论文标题
伪RGB-D用于自我改善的单眼大满贯和深度预测
Pseudo RGB-D for Self-Improving Monocular SLAM and Depth Prediction
论文作者
论文摘要
用于单眼深度预测的古典单眼同时定位和映射(SLAM)和最近新兴的卷积神经网络(CNN)表示,在建立周围环境的3D地图方面,两种差异的方法在很大程度上是不相关的方法。在本文中,我们证明了这两者的耦合通过利用每个人的优势减轻对方的缺点。具体而言,我们提出了一个基于狭窄和基线的关节基线自我改进框架,一方面,CNN预测的深度被利用以执行基于伪RGB-D特征的SLAM,从而比单眼RGB RGB SLLAM基线提高了准确性和鲁棒性。另一方面,通过捆绑束调整的3D场景结构和摄像机从更原则的几何大满贯中置于深度网络中,通过提议改善深度预测网络的新型宽基线损失将其注入深度网络,然后在下一次迭代中继续为更好的姿势和3D结构估计做出贡献。我们强调,我们的框架仅需要在培训和推理阶段中都需要未标记的单眼视频,但能够超越最先进的自我监督单眼和立体声深度预测网络(例如,单眼2)和基于特征的单眼猛击系统(I.E.E.E,ORB-Slam)。关于Kitti和TUM RGB-D数据集的广泛实验验证了我们自我改进的几何CNN框架的优越性。

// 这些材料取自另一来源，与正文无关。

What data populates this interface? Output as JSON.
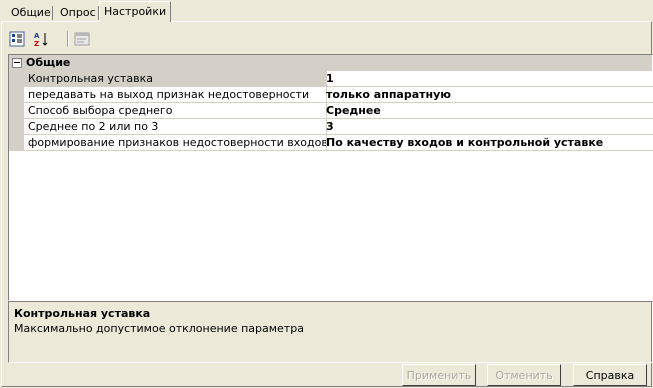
{
  "tabs": [
    {
      "label": "Общие",
      "active": false
    },
    {
      "label": "Опрос",
      "active": false
    },
    {
      "label": "Настройки",
      "active": true
    }
  ],
  "toolbar": {
    "categorized_icon": "categorized-view-icon",
    "alphabetical_icon": "sort-alphabetical-icon",
    "pages_icon": "property-pages-icon"
  },
  "grid": {
    "category": "Общие",
    "rows": [
      {
        "name": "Контрольная уставка",
        "value": "1"
      },
      {
        "name": "передавать на выход признак недостоверности",
        "value": "только аппаратную"
      },
      {
        "name": "Способ выбора среднего",
        "value": "Среднее"
      },
      {
        "name": "Среднее по 2 или по 3",
        "value": "3"
      },
      {
        "name": "формирование признаков недостоверности входов",
        "value": "По качеству входов и контрольной уставке"
      }
    ]
  },
  "description": {
    "title": "Контрольная уставка",
    "text": "Максимально допустимое отклонение параметра"
  },
  "buttons": {
    "apply": "Применить",
    "cancel": "Отменить",
    "help": "Справка"
  }
}
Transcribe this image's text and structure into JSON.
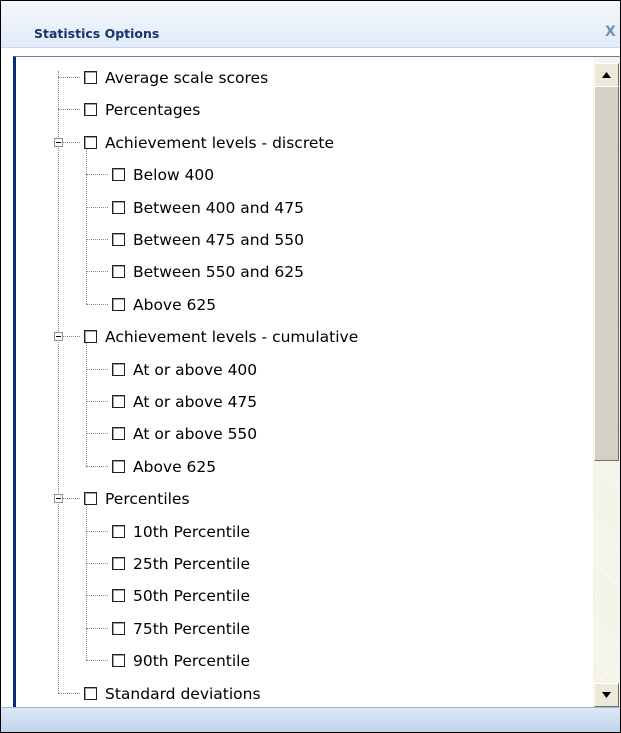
{
  "window": {
    "title": "Statistics Options",
    "close_label": "X"
  },
  "tree": {
    "items": [
      {
        "label": "Average scale scores",
        "checked": false,
        "level": 0
      },
      {
        "label": "Percentages",
        "checked": false,
        "level": 0
      },
      {
        "label": "Achievement levels - discrete",
        "checked": false,
        "level": 0,
        "expanded": true
      },
      {
        "label": "Below 400",
        "checked": false,
        "level": 1
      },
      {
        "label": "Between 400 and 475",
        "checked": false,
        "level": 1
      },
      {
        "label": "Between 475 and 550",
        "checked": false,
        "level": 1
      },
      {
        "label": "Between 550 and 625",
        "checked": false,
        "level": 1
      },
      {
        "label": "Above 625",
        "checked": false,
        "level": 1
      },
      {
        "label": "Achievement levels - cumulative",
        "checked": false,
        "level": 0,
        "expanded": true
      },
      {
        "label": "At or above 400",
        "checked": false,
        "level": 1
      },
      {
        "label": "At or above 475",
        "checked": false,
        "level": 1
      },
      {
        "label": "At or above 550",
        "checked": false,
        "level": 1
      },
      {
        "label": "Above 625",
        "checked": false,
        "level": 1
      },
      {
        "label": "Percentiles",
        "checked": false,
        "level": 0,
        "expanded": true
      },
      {
        "label": "10th Percentile",
        "checked": false,
        "level": 1
      },
      {
        "label": "25th Percentile",
        "checked": false,
        "level": 1
      },
      {
        "label": "50th Percentile",
        "checked": false,
        "level": 1
      },
      {
        "label": "75th Percentile",
        "checked": false,
        "level": 1
      },
      {
        "label": "90th Percentile",
        "checked": false,
        "level": 1
      },
      {
        "label": "Standard deviations",
        "checked": false,
        "level": 0
      }
    ]
  },
  "icons": {
    "close": "close-icon",
    "expander": "minus-icon",
    "scroll_up": "arrow-up-icon",
    "scroll_down": "arrow-down-icon"
  },
  "colors": {
    "title_text": "#13366c",
    "panel_border": "#0a2a78",
    "close_icon": "#7590b6"
  }
}
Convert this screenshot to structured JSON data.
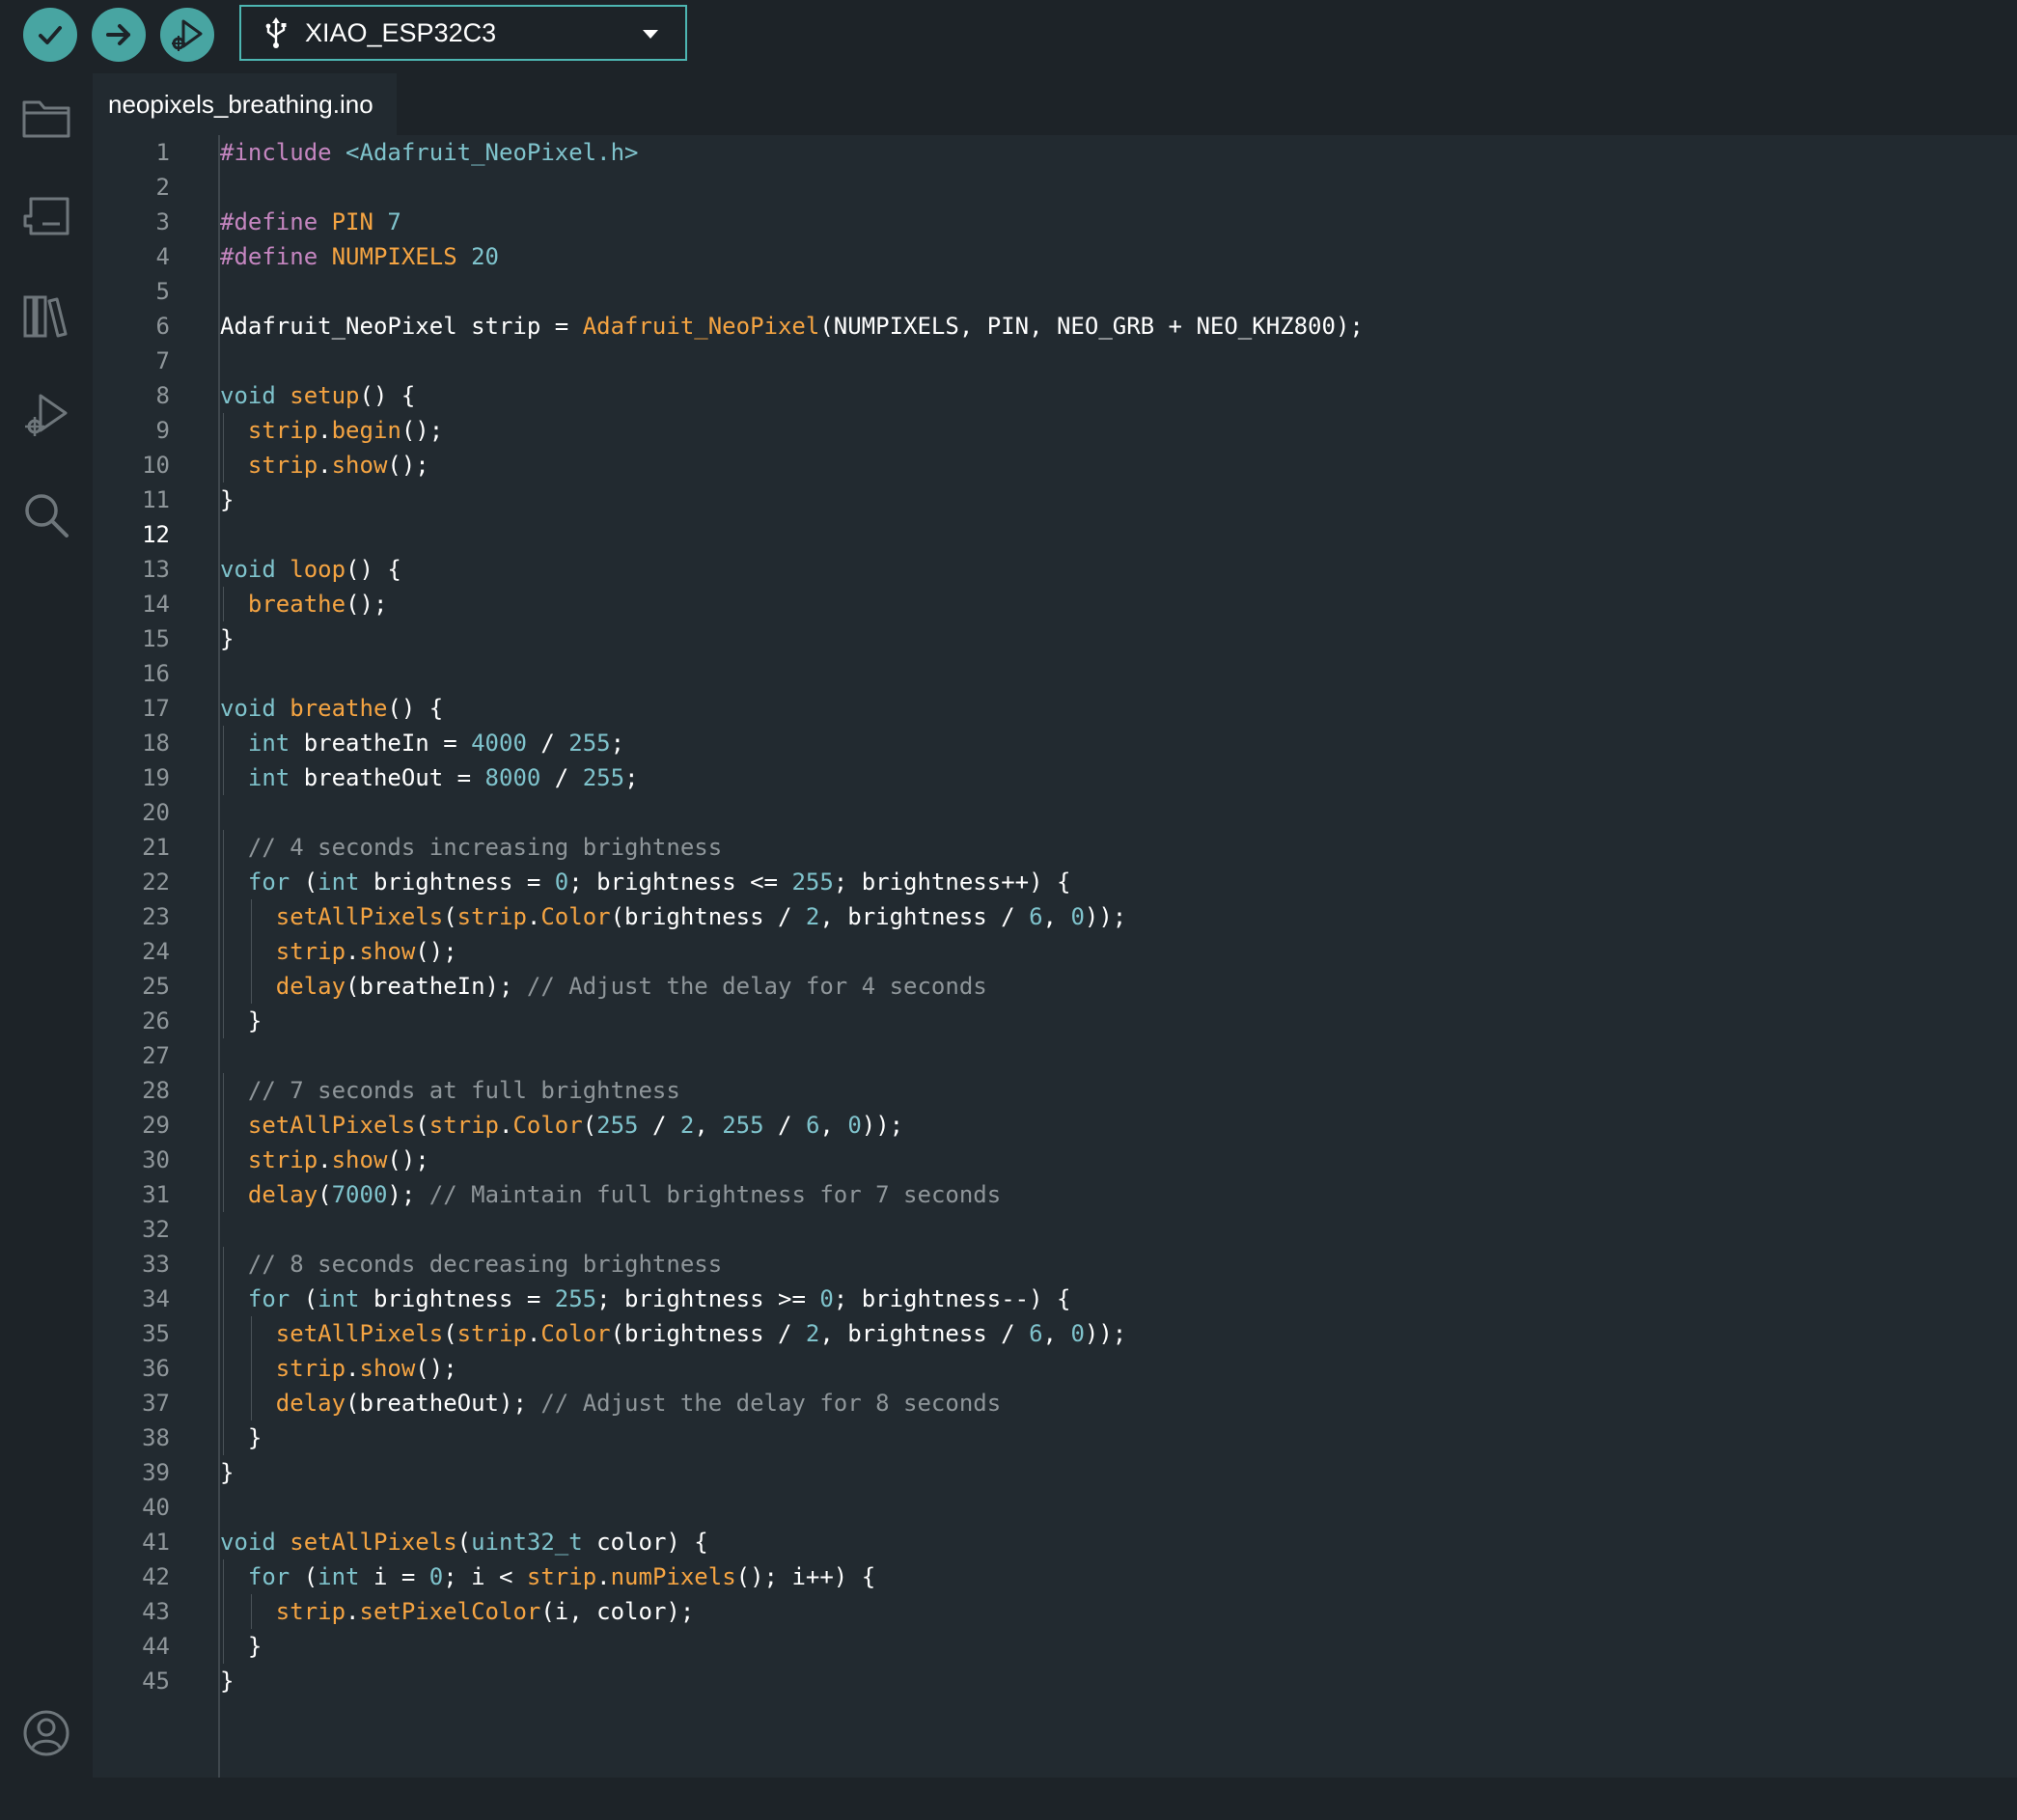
{
  "toolbar": {
    "verify_icon": "check-icon",
    "upload_icon": "arrow-right-icon",
    "debug_icon": "debug-icon",
    "board_name": "XIAO_ESP32C3"
  },
  "sidebar": {
    "items": [
      {
        "name": "sketchbook",
        "icon": "folder-icon"
      },
      {
        "name": "boards-manager",
        "icon": "board-icon"
      },
      {
        "name": "library-manager",
        "icon": "library-icon"
      },
      {
        "name": "debug",
        "icon": "debug-icon"
      },
      {
        "name": "search",
        "icon": "search-icon"
      }
    ],
    "profile_icon": "profile-icon"
  },
  "tabs": [
    {
      "label": "neopixels_breathing.ino"
    }
  ],
  "editor": {
    "active_line": 12,
    "lines": [
      [
        [
          "kw-pp",
          "#include "
        ],
        [
          "str",
          "<Adafruit_NeoPixel.h>"
        ]
      ],
      [],
      [
        [
          "kw-pp",
          "#define "
        ],
        [
          "fn",
          "PIN "
        ],
        [
          "num",
          "7"
        ]
      ],
      [
        [
          "kw-pp",
          "#define "
        ],
        [
          "fn",
          "NUMPIXELS "
        ],
        [
          "num",
          "20"
        ]
      ],
      [],
      [
        [
          "",
          "Adafruit_NeoPixel strip = "
        ],
        [
          "fn",
          "Adafruit_NeoPixel"
        ],
        [
          "",
          "(NUMPIXELS, PIN, NEO_GRB + NEO_KHZ800);"
        ]
      ],
      [],
      [
        [
          "kw",
          "void "
        ],
        [
          "fn",
          "setup"
        ],
        [
          "",
          "() {"
        ]
      ],
      [
        [
          "",
          "  "
        ],
        [
          "fn",
          "strip"
        ],
        [
          "",
          "."
        ],
        [
          "fn",
          "begin"
        ],
        [
          "",
          "();"
        ]
      ],
      [
        [
          "",
          "  "
        ],
        [
          "fn",
          "strip"
        ],
        [
          "",
          "."
        ],
        [
          "fn",
          "show"
        ],
        [
          "",
          "();"
        ]
      ],
      [
        [
          "",
          "}"
        ]
      ],
      [],
      [
        [
          "kw",
          "void "
        ],
        [
          "fn",
          "loop"
        ],
        [
          "",
          "() {"
        ]
      ],
      [
        [
          "",
          "  "
        ],
        [
          "fn",
          "breathe"
        ],
        [
          "",
          "();"
        ]
      ],
      [
        [
          "",
          "}"
        ]
      ],
      [],
      [
        [
          "kw",
          "void "
        ],
        [
          "fn",
          "breathe"
        ],
        [
          "",
          "() {"
        ]
      ],
      [
        [
          "",
          "  "
        ],
        [
          "kw",
          "int "
        ],
        [
          "",
          "breatheIn = "
        ],
        [
          "num",
          "4000"
        ],
        [
          "",
          " / "
        ],
        [
          "num",
          "255"
        ],
        [
          "",
          ";"
        ]
      ],
      [
        [
          "",
          "  "
        ],
        [
          "kw",
          "int "
        ],
        [
          "",
          "breatheOut = "
        ],
        [
          "num",
          "8000"
        ],
        [
          "",
          " / "
        ],
        [
          "num",
          "255"
        ],
        [
          "",
          ";"
        ]
      ],
      [],
      [
        [
          "",
          "  "
        ],
        [
          "cm",
          "// 4 seconds increasing brightness"
        ]
      ],
      [
        [
          "",
          "  "
        ],
        [
          "kw",
          "for "
        ],
        [
          "",
          "("
        ],
        [
          "kw",
          "int "
        ],
        [
          "",
          "brightness = "
        ],
        [
          "num",
          "0"
        ],
        [
          "",
          "; brightness <= "
        ],
        [
          "num",
          "255"
        ],
        [
          "",
          "; brightness++) {"
        ]
      ],
      [
        [
          "",
          "    "
        ],
        [
          "fn",
          "setAllPixels"
        ],
        [
          "",
          "("
        ],
        [
          "fn",
          "strip"
        ],
        [
          "",
          "."
        ],
        [
          "fn",
          "Color"
        ],
        [
          "",
          "(brightness / "
        ],
        [
          "num",
          "2"
        ],
        [
          "",
          ", brightness / "
        ],
        [
          "num",
          "6"
        ],
        [
          "",
          ", "
        ],
        [
          "num",
          "0"
        ],
        [
          "",
          "));"
        ]
      ],
      [
        [
          "",
          "    "
        ],
        [
          "fn",
          "strip"
        ],
        [
          "",
          "."
        ],
        [
          "fn",
          "show"
        ],
        [
          "",
          "();"
        ]
      ],
      [
        [
          "",
          "    "
        ],
        [
          "fn",
          "delay"
        ],
        [
          "",
          "(breatheIn); "
        ],
        [
          "cm",
          "// Adjust the delay for 4 seconds"
        ]
      ],
      [
        [
          "",
          "  }"
        ]
      ],
      [],
      [
        [
          "",
          "  "
        ],
        [
          "cm",
          "// 7 seconds at full brightness"
        ]
      ],
      [
        [
          "",
          "  "
        ],
        [
          "fn",
          "setAllPixels"
        ],
        [
          "",
          "("
        ],
        [
          "fn",
          "strip"
        ],
        [
          "",
          "."
        ],
        [
          "fn",
          "Color"
        ],
        [
          "",
          "("
        ],
        [
          "num",
          "255"
        ],
        [
          "",
          " / "
        ],
        [
          "num",
          "2"
        ],
        [
          "",
          ", "
        ],
        [
          "num",
          "255"
        ],
        [
          "",
          " / "
        ],
        [
          "num",
          "6"
        ],
        [
          "",
          ", "
        ],
        [
          "num",
          "0"
        ],
        [
          "",
          "));"
        ]
      ],
      [
        [
          "",
          "  "
        ],
        [
          "fn",
          "strip"
        ],
        [
          "",
          "."
        ],
        [
          "fn",
          "show"
        ],
        [
          "",
          "();"
        ]
      ],
      [
        [
          "",
          "  "
        ],
        [
          "fn",
          "delay"
        ],
        [
          "",
          "("
        ],
        [
          "num",
          "7000"
        ],
        [
          "",
          "); "
        ],
        [
          "cm",
          "// Maintain full brightness for 7 seconds"
        ]
      ],
      [],
      [
        [
          "",
          "  "
        ],
        [
          "cm",
          "// 8 seconds decreasing brightness"
        ]
      ],
      [
        [
          "",
          "  "
        ],
        [
          "kw",
          "for "
        ],
        [
          "",
          "("
        ],
        [
          "kw",
          "int "
        ],
        [
          "",
          "brightness = "
        ],
        [
          "num",
          "255"
        ],
        [
          "",
          "; brightness >= "
        ],
        [
          "num",
          "0"
        ],
        [
          "",
          "; brightness--) {"
        ]
      ],
      [
        [
          "",
          "    "
        ],
        [
          "fn",
          "setAllPixels"
        ],
        [
          "",
          "("
        ],
        [
          "fn",
          "strip"
        ],
        [
          "",
          "."
        ],
        [
          "fn",
          "Color"
        ],
        [
          "",
          "(brightness / "
        ],
        [
          "num",
          "2"
        ],
        [
          "",
          ", brightness / "
        ],
        [
          "num",
          "6"
        ],
        [
          "",
          ", "
        ],
        [
          "num",
          "0"
        ],
        [
          "",
          "));"
        ]
      ],
      [
        [
          "",
          "    "
        ],
        [
          "fn",
          "strip"
        ],
        [
          "",
          "."
        ],
        [
          "fn",
          "show"
        ],
        [
          "",
          "();"
        ]
      ],
      [
        [
          "",
          "    "
        ],
        [
          "fn",
          "delay"
        ],
        [
          "",
          "(breatheOut); "
        ],
        [
          "cm",
          "// Adjust the delay for 8 seconds"
        ]
      ],
      [
        [
          "",
          "  }"
        ]
      ],
      [
        [
          "",
          "}"
        ]
      ],
      [],
      [
        [
          "kw",
          "void "
        ],
        [
          "fn",
          "setAllPixels"
        ],
        [
          "",
          "("
        ],
        [
          "kw",
          "uint32_t "
        ],
        [
          "",
          "color) {"
        ]
      ],
      [
        [
          "",
          "  "
        ],
        [
          "kw",
          "for "
        ],
        [
          "",
          "("
        ],
        [
          "kw",
          "int "
        ],
        [
          "",
          "i = "
        ],
        [
          "num",
          "0"
        ],
        [
          "",
          "; i < "
        ],
        [
          "fn",
          "strip"
        ],
        [
          "",
          "."
        ],
        [
          "fn",
          "numPixels"
        ],
        [
          "",
          "(); i++) {"
        ]
      ],
      [
        [
          "",
          "    "
        ],
        [
          "fn",
          "strip"
        ],
        [
          "",
          "."
        ],
        [
          "fn",
          "setPixelColor"
        ],
        [
          "",
          "(i, color);"
        ]
      ],
      [
        [
          "",
          "  }"
        ]
      ],
      [
        [
          "",
          "}"
        ]
      ]
    ]
  }
}
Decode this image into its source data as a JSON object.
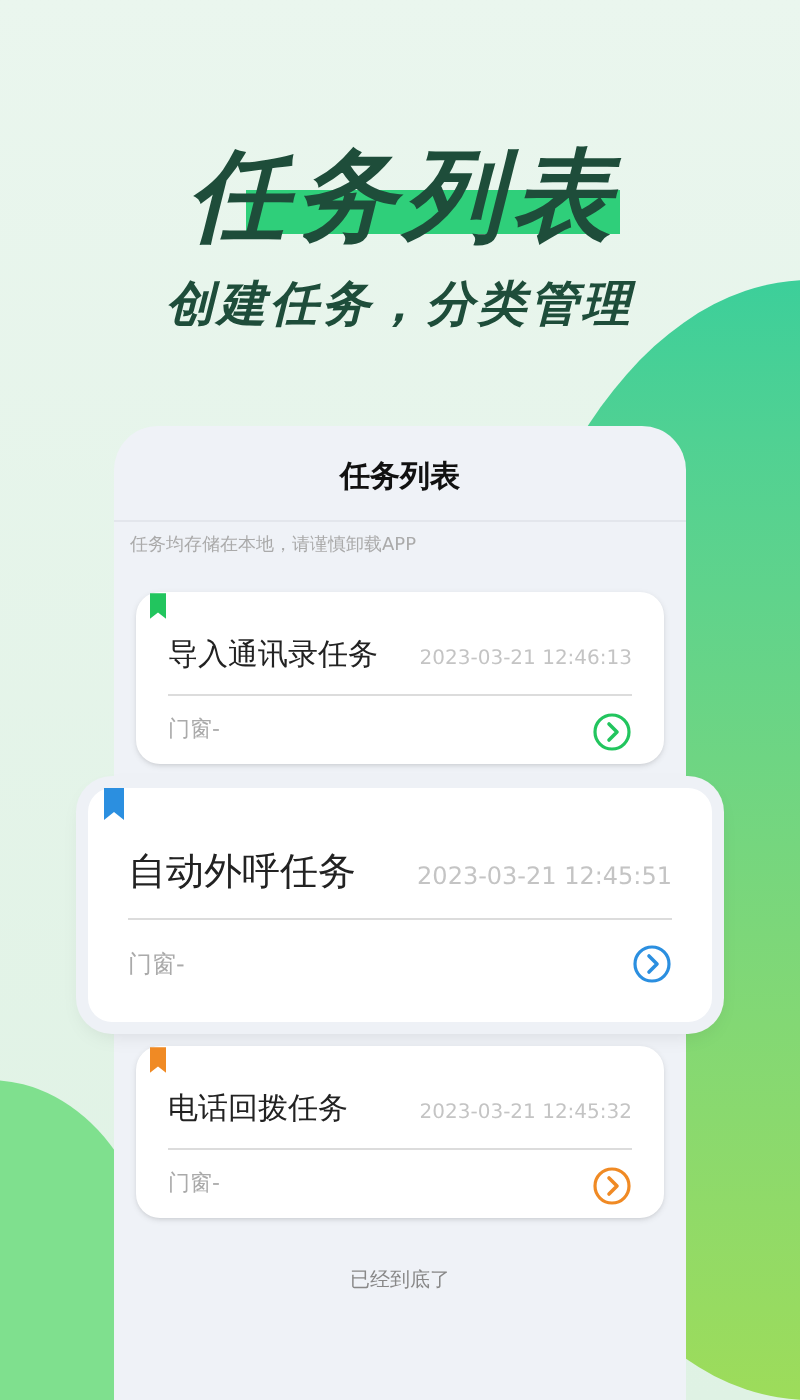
{
  "headline": {
    "title": "任务列表",
    "subtitle": "创建任务，分类管理"
  },
  "screen": {
    "title": "任务列表",
    "notice": "任务均存储在本地，请谨慎卸载APP",
    "tasks": [
      {
        "name": "导入通讯录任务",
        "time": "2023-03-21 12:46:13",
        "note": "门窗-",
        "color": "#22c55e",
        "highlighted": false
      },
      {
        "name": "自动外呼任务",
        "time": "2023-03-21 12:45:51",
        "note": "门窗-",
        "color": "#2b8fe0",
        "highlighted": true
      },
      {
        "name": "电话回拨任务",
        "time": "2023-03-21 12:45:32",
        "note": "门窗-",
        "color": "#f08a24",
        "highlighted": false
      }
    ],
    "footer": "已经到底了"
  }
}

Classical monocular Simultaneous Localization And Mapping (SLAM) and the recently emerging convolutional neural networks (CNNs) for monocular depth prediction represent two largely disjoint approaches towards building a 3D map of the surrounding environment. In this paper, we demonstrate that the coupling of these two by leveraging the strengths of each mitigates the other's shortcomings. Specifically, we propose a joint narrow and wide baseline based self-improving framework, where on the one hand the CNN-predicted depth is leveraged to perform pseudo RGB-D feature-based SLAM, leading to better accuracy and robustness than the monocular RGB SLAM baseline. On the other hand, the bundle-adjusted 3D scene structures and camera poses from the more principled geometric SLAM are injected back into the depth network through novel wide baseline losses proposed for improving the depth prediction network, which then continues to contribute towards better pose and 3D structure estimation in the next iteration. We emphasize that our framework only requires unlabeled monocular videos in both training and inference stages, and yet is able to outperform state-of-the-art self-supervised monocular and stereo depth prediction networks (e.g, Monodepth2) and feature-based monocular SLAM system (i.e, ORB-SLAM). Extensive experiments on KITTI and TUM RGB-D datasets verify the superiority of our self-improving geometry-CNN framework.